Según este relato, la madre respetó la decisión de su hija de dejar de comer alimentos de origen animal e incluso se preocupó por adaptar el menú e incluir suplementos para que no faltara de nada en su dieta. “Me dijiste que tus razones eran la protección del medio ambiente y acabar con el sufrimiento animal”, explica mientras recuerda como cocinaba para ella sopas veganas y compraba chocolate vegano.

“Pero no era suficiente”, se lamenta esta madre. Según narra, tras ver todos los documentales sobre veganismo y leer sobre el tema, lo que era una opción se convirtió en un dogma que no tolera ninguna opinión contraria. “Básicamente no puedes respetar a nadie que no sea vegano, y eso me incluye a mí”, escribe.

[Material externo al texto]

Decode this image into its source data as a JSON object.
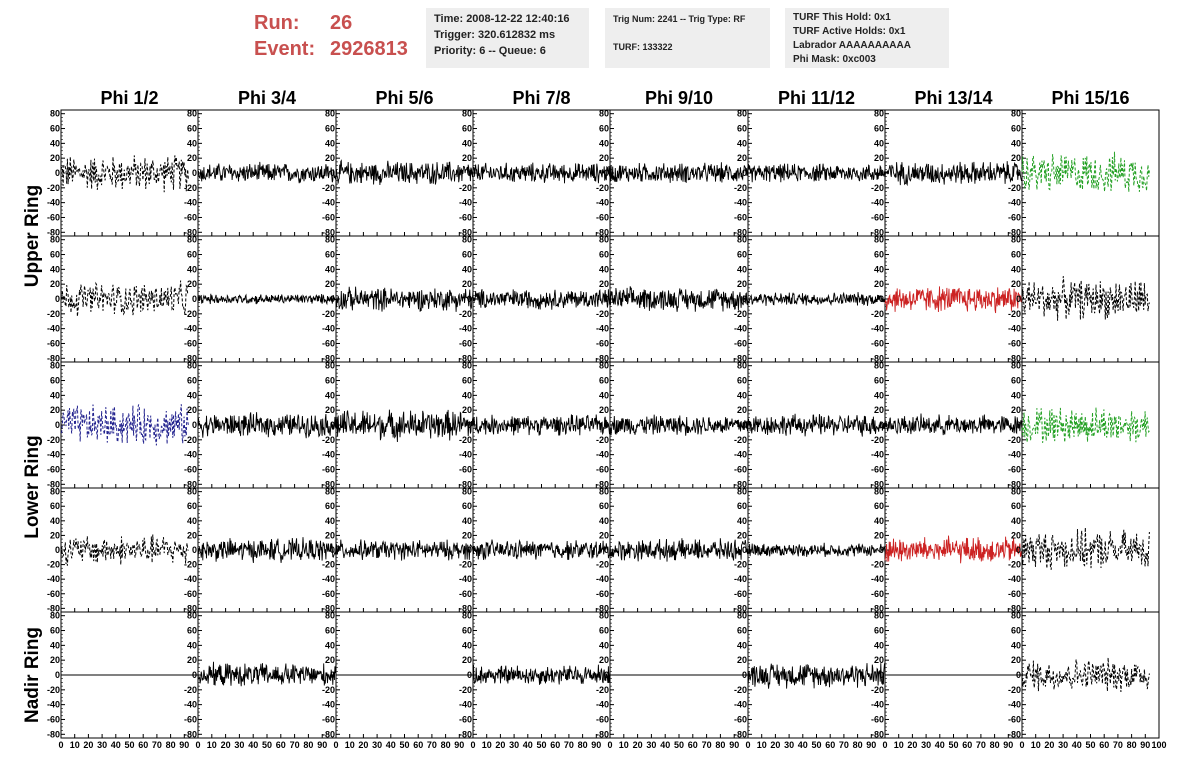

Aunque nos encantaría conocer también la versión de la hija, nos tenemos que quedar sólo con la versión maternal, que continúa sus críticas. Pese a que reconoce haber hecho algunos cambios en su dieta, explica que a su edad se niega a renunciar a ciertas cosas y convertirse en vegana. “Estoy harta de explicarte mis argumentos, porque siempre acabamos discutiendo”, apunta.

Un auténtico culebrón familiar que, posiblemente, no mejore mucho con la repercusión pública que está teniendo esta carta. Y es que no hace falta echarle mucha imaginación al asunto para suponer que a la hija no le habrá hecho mucha gracia ver que las discusiones con su madre sobre veganismo se han convertido en un tema de conversación para medio país.

“No puedo explicarte lo duro que es vivir sabiendo que le pones enferma a tu propia hija”, concluye esa apesadumbrada madre omnívora. Si en vez de Inglaterra fuera España, seguramente ya tendríamos a las dos en un plató de televisión lanzándose verduras y chuletas a la cabeza.

Bromas al margen, el texto -que no aparece firmado- se publicó en la sección de cartas abiertas dentro del apartado del diario dedicado a la “Familia”. Tal y como se explica allí mismo, se pagan 25 libras por carta publicada. Tampoco es que parezca un gran negocio, pero por si alguien quiere empezar a sospechar de lo que cuenta…

En cualquier caso, ¿una discusión real entre madre e hija o alguien con ganas de polemizar sobre el veganismo? ¿Os habéis encontrado con alguna situación similar en casa?